If we transplanted this methodology to education, the benefits are obvious. One simple tool might allow users to rate the classes they belong to, and then use those to work out similar classes they might also find interesting based on the findings of students who have come before them.
However, this depends on classes persisting year on year (or semester on semester), and raises questions about new classes that couldn’t yet have ratings: would students be willing to take classes that hadn’t been rated if a similar, rated class already existed? What kind of system design techniques could we use to get over this? Again, we can look at sites like Amazon, where we find they promote new products with fewer ratings under “hot new releases”; another method might be to promote new classes above old ones. Finally, it’s possible that another method could be found to ‘rate’ classes, without having to display a score.
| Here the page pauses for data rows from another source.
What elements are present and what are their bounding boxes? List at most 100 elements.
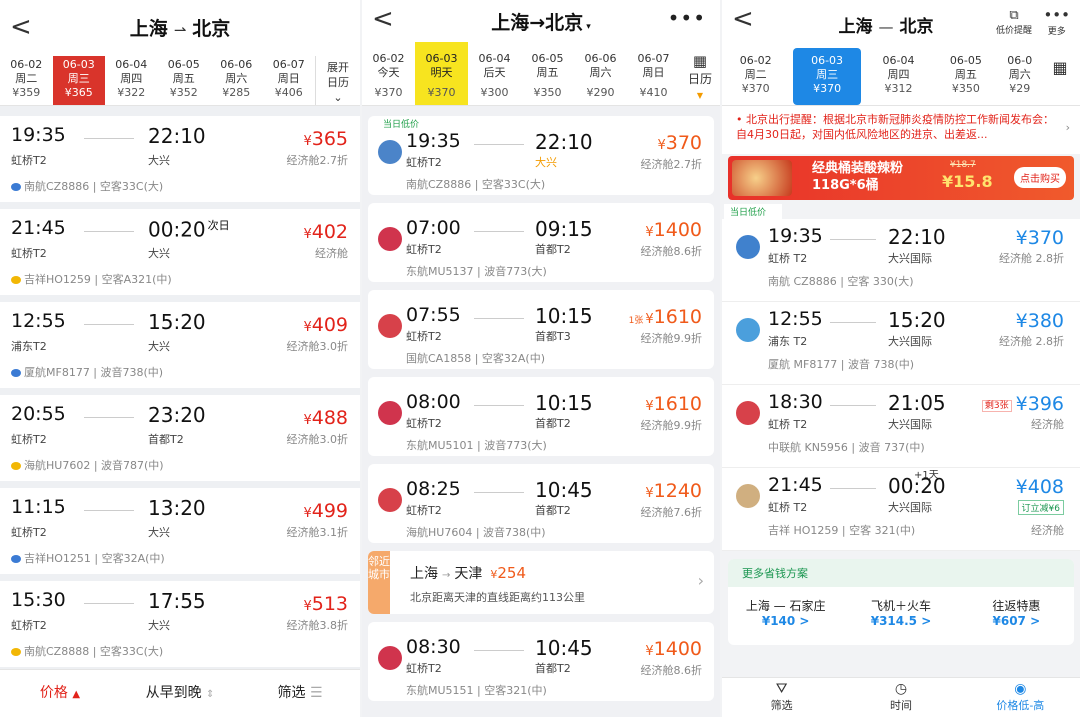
price: ¥513 — [303, 593, 348, 615]
arrival-time: 13:20 — [148, 496, 208, 520]
calendar-button[interactable]: ▦ 日历 ▼ — [680, 42, 720, 105]
tab-filter[interactable]: ⛛ 筛选 — [722, 678, 841, 717]
departure-time: 08:25 — [406, 478, 461, 500]
arrival-time: 10:15 — [535, 391, 593, 415]
flight-card[interactable]: 18:30 21:05 虹桥 T2 大兴国际 剩3张 ¥396 经济舱 中联航 KN5956 … — [722, 385, 1080, 468]
date-item-selected[interactable]: 06-03 周三 ¥365 — [52, 56, 105, 105]
arrival-time: 17:55 — [148, 589, 208, 613]
airline-logo-icon — [11, 183, 21, 191]
price-value: 1240 — [653, 480, 702, 502]
date-item[interactable]: 06-04 周四 ¥322 — [105, 56, 158, 105]
date-item[interactable]: 06-06 周六 ¥290 — [574, 42, 627, 105]
date-item[interactable]: 06-02 周二 ¥370 — [722, 48, 789, 105]
savings-option[interactable]: 飞机＋火车 ¥314.5 > — [843, 597, 958, 628]
arrival-time: 15:20 — [888, 308, 946, 332]
arrival-time: 00:20 — [888, 474, 946, 498]
date-item[interactable]: 06-05 周五 ¥350 — [521, 42, 574, 105]
calendar-button[interactable]: ▦ — [1040, 48, 1080, 105]
tab-price[interactable]: ◉ 价格低-高 — [961, 678, 1080, 717]
flight-card[interactable]: 07:00 09:15 虹桥T2 首都T2 ¥1400 经济舱8.6折 东航MU5137 |… — [368, 203, 714, 282]
airline-info: 吉祥HO1259 | 空客A321(中) — [11, 271, 172, 287]
flight-card[interactable]: 11:15 13:20 虹桥T2 大兴 ¥499 经济舱3.1折 吉祥HO1251 | 空客… — [0, 488, 360, 574]
currency-symbol: ¥ — [303, 413, 312, 428]
date-item[interactable]: 06-05 周五 ¥352 — [158, 56, 211, 105]
flight-card[interactable]: 07:55 10:15 虹桥T2 首都T3 1张 ¥1610 经济舱9.9折 国航CA1858… — [368, 290, 714, 369]
route-dash-icon: — — [878, 18, 894, 36]
date-item[interactable]: 06-06 周六 ¥285 — [210, 56, 263, 105]
flight-card[interactable]: 08:25 10:45 虹桥T2 首都T2 ¥1240 经济舱7.6折 海航HU7604 |… — [368, 464, 714, 543]
currency-symbol: ¥ — [645, 399, 654, 414]
currency-symbol: ¥ — [1015, 227, 1028, 249]
date-item[interactable]: 06-02 今天 ¥370 — [362, 42, 415, 105]
date-item[interactable]: 06-07 周日 ¥406 — [263, 56, 316, 105]
cabin-class: 经济舱9.9折 — [640, 419, 703, 432]
flight-card[interactable]: 12:55 15:20 浦东T2 大兴 ¥409 经济舱3.0折 厦航MF8177 | 波音… — [0, 302, 360, 388]
cabin-class: 经济舱3.0折 — [286, 433, 349, 446]
airline-logo-icon — [378, 646, 402, 670]
flight-card[interactable]: 15:30 17:55 虹桥T2 大兴 ¥513 经济舱3.8折 南航CZ8888 | 空客… — [0, 581, 360, 667]
ad-subtitle: 118G*6桶 — [812, 178, 879, 193]
arrival-airport: 首都T2 — [535, 504, 571, 517]
departure-time: 21:45 — [768, 474, 823, 496]
currency-symbol: ¥ — [1015, 476, 1028, 498]
flight-card[interactable]: 21:45 00:20 次日 虹桥T2 大兴 ¥402 经济舱 吉祥HO1259 | 空客A3… — [0, 209, 360, 295]
price-sort-icon: ◉ — [1014, 681, 1027, 697]
tab-time[interactable]: ◷ 时间 — [841, 678, 960, 717]
sort-time-button[interactable]: 从早到晚 ⇕ — [120, 670, 240, 717]
arrival-time: 22:10 — [888, 225, 946, 249]
filter-button[interactable]: 筛选 ☰ — [240, 670, 360, 717]
more-icon[interactable]: ••• — [668, 6, 706, 30]
date-item[interactable]: 06-07 周日 ¥410 — [627, 42, 680, 105]
currency-symbol: ¥ — [303, 134, 312, 149]
departure-airport: 浦东T2 — [11, 340, 47, 353]
price-value: 370 — [1027, 227, 1064, 249]
nearby-desc: 北京距离天津的直线距离约113公里 — [410, 591, 585, 604]
flight-card[interactable]: 当日低价 19:35 22:10 虹桥T2 大兴 ¥370 经济舱2.7折 南航CZ8886 … — [368, 116, 714, 195]
flight-card[interactable]: 21:45 +1天 00:20 虹桥 T2 大兴国际 ¥408 订立减¥6 经济舱 吉祥 HO1… — [722, 468, 1080, 551]
more-button[interactable]: ••• 更多 — [1043, 6, 1070, 37]
flight-card[interactable]: 08:30 10:45 虹桥T2 首都T2 ¥1400 经济舱8.6折 东航MU5151 |… — [368, 622, 714, 701]
departure-time: 08:30 — [406, 636, 461, 658]
ctrip-panel: < 上海 ⇀ 北京 06-02 周二 ¥359 06-03 周三 ¥365 06-04 周四 ¥… — [0, 0, 360, 717]
currency-symbol: ¥ — [645, 312, 654, 327]
arrival-airport: 大兴国际 — [888, 335, 932, 348]
page-title[interactable]: 上海→北京 ▾ — [362, 8, 720, 35]
flight-card[interactable]: 12:55 15:20 浦东 T2 大兴国际 ¥380 经济舱 2.8折 厦航 MF8177… — [722, 302, 1080, 385]
next-day-label: 次日 — [207, 219, 230, 232]
sort-price-button[interactable]: 价格 ▲ — [0, 670, 120, 717]
arrival-time: 22:10 — [148, 124, 208, 148]
price: ¥365 — [303, 128, 348, 150]
date-item[interactable]: 06-04 周四 ¥312 — [865, 48, 932, 105]
price-value: 370 — [665, 132, 702, 154]
flight-card[interactable]: 19:35 22:10 虹桥T2 大兴 ¥365 经济舱2.7折 南航CZ8886 | 空客… — [0, 116, 360, 202]
savings-option[interactable]: 往返特惠 ¥607 > — [959, 597, 1074, 628]
date-item-selected[interactable]: 06-03 周三 ¥370 — [793, 48, 861, 105]
airline-info: 海航HU7602 | 波音787(中) — [11, 457, 164, 473]
cabin-class: 经济舱 — [315, 247, 348, 260]
ad-banner[interactable]: 经典桶装酸辣粉 118G*6桶 ¥18.7 ¥15.8 点击购买 — [728, 156, 1074, 200]
ad-buy-button[interactable]: 点击购买 — [1014, 167, 1066, 188]
nearby-city-card[interactable]: 邻近城市 上海 → 天津 ¥254 北京距离天津的直线距离约113公里 › — [368, 551, 714, 614]
arrival-time: 15:20 — [148, 310, 208, 334]
date-item[interactable]: 06-05 周五 ¥350 — [932, 48, 999, 105]
route-line — [474, 231, 524, 232]
departure-airport: 虹桥 T2 — [768, 501, 808, 514]
price-value: 488 — [311, 407, 348, 429]
date-item[interactable]: 06-04 后天 ¥300 — [468, 42, 521, 105]
flight-card[interactable]: 08:00 10:15 虹桥T2 首都T2 ¥1610 经济舱9.9折 东航MU5101 |… — [368, 377, 714, 456]
savings-option[interactable]: 上海 — 石家庄 ¥140 > — [728, 597, 843, 628]
flight-card[interactable]: 19:35 22:10 虹桥 T2 大兴国际 ¥370 经济舱 2.8折 南航 CZ8886… — [722, 219, 1080, 302]
flight-card[interactable]: 20:55 23:20 虹桥T2 首都T2 ¥488 经济舱3.0折 海航HU7602 | … — [0, 395, 360, 481]
more-icon: ••• — [1043, 6, 1070, 24]
expand-calendar-button[interactable]: 展开 日历 ⌄ — [315, 56, 360, 105]
date-item[interactable]: 06-0 周六 ¥29 — [1000, 48, 1040, 105]
date-item[interactable]: 06-02 周二 ¥359 — [0, 56, 53, 105]
qunar-panel: < 上海→北京 ▾ ••• 06-02 今天 ¥370 06-03 明天 ¥370 06… — [362, 0, 720, 717]
airline-logo-icon — [378, 488, 402, 512]
travel-notice[interactable]: • 北京出行提醒：根据北京市新冠肺炎疫情防控工作新闻发布会：自4月30日起，对国… — [722, 106, 1080, 154]
airline-logo-icon — [736, 484, 760, 508]
price: ¥402 — [303, 221, 348, 243]
date-bar: 06-02 周二 ¥359 06-03 周三 ¥365 06-04 周四 ¥322 06-0… — [0, 56, 360, 106]
date-item-selected[interactable]: 06-03 明天 ¥370 — [415, 42, 468, 105]
low-price-remind-button[interactable]: ⧉ 低价提醒 — [996, 8, 1032, 36]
We’re going to be introducing bookmarks into Elgg; the number of times a class has been bookmarked could be used as a metric to raise its place in search results. It could be combined with tags to provide a topic-sensitive recommendation service.
Institutions might not want to promote their classes like books on Amazon, although I think the idea has merit. However, this could be used for any kind of object within a system – we’re going to be applying it to files, blog posts, etc.
Classes aren’t the end of it. What if we could securely attach actual results, as well as ratings, and recommend things like majors and careers once the user has left the institution?
This kind of functionality requires something most of these systems are missing: alumni. However, this isn’t the only benefit users could get from letting alumni into their social networking systems. Not only does an active alumni population allow current students to use previous students as a resource to recommend classes, content and careers, but a service like this provides direct motivation for alumni to keep their details up-to-date, which in turn benefits the institution and allows them to retain much better data about what happens to people once they leave.
In general, all the applications I’ve outlined above improve as more and more people use them – another reason to keep alumni registered. There are other funding routes, including allowing companies to receive listings of graduating students who are interested in particular areas in exchange for a fee, and allowing private companies to pilot content within a university community and see how it does. This could be used to justify social networking systems to the powers that be within an institution, while providing more useful functionality to teachers and students alike. Institutions often have many thousands of people enrolled; connecting them together is revolutionary enough, but using that community as a computer for its own benefit, harnessing the wisdom of crowds, is a whole new level of social interaction and functionality.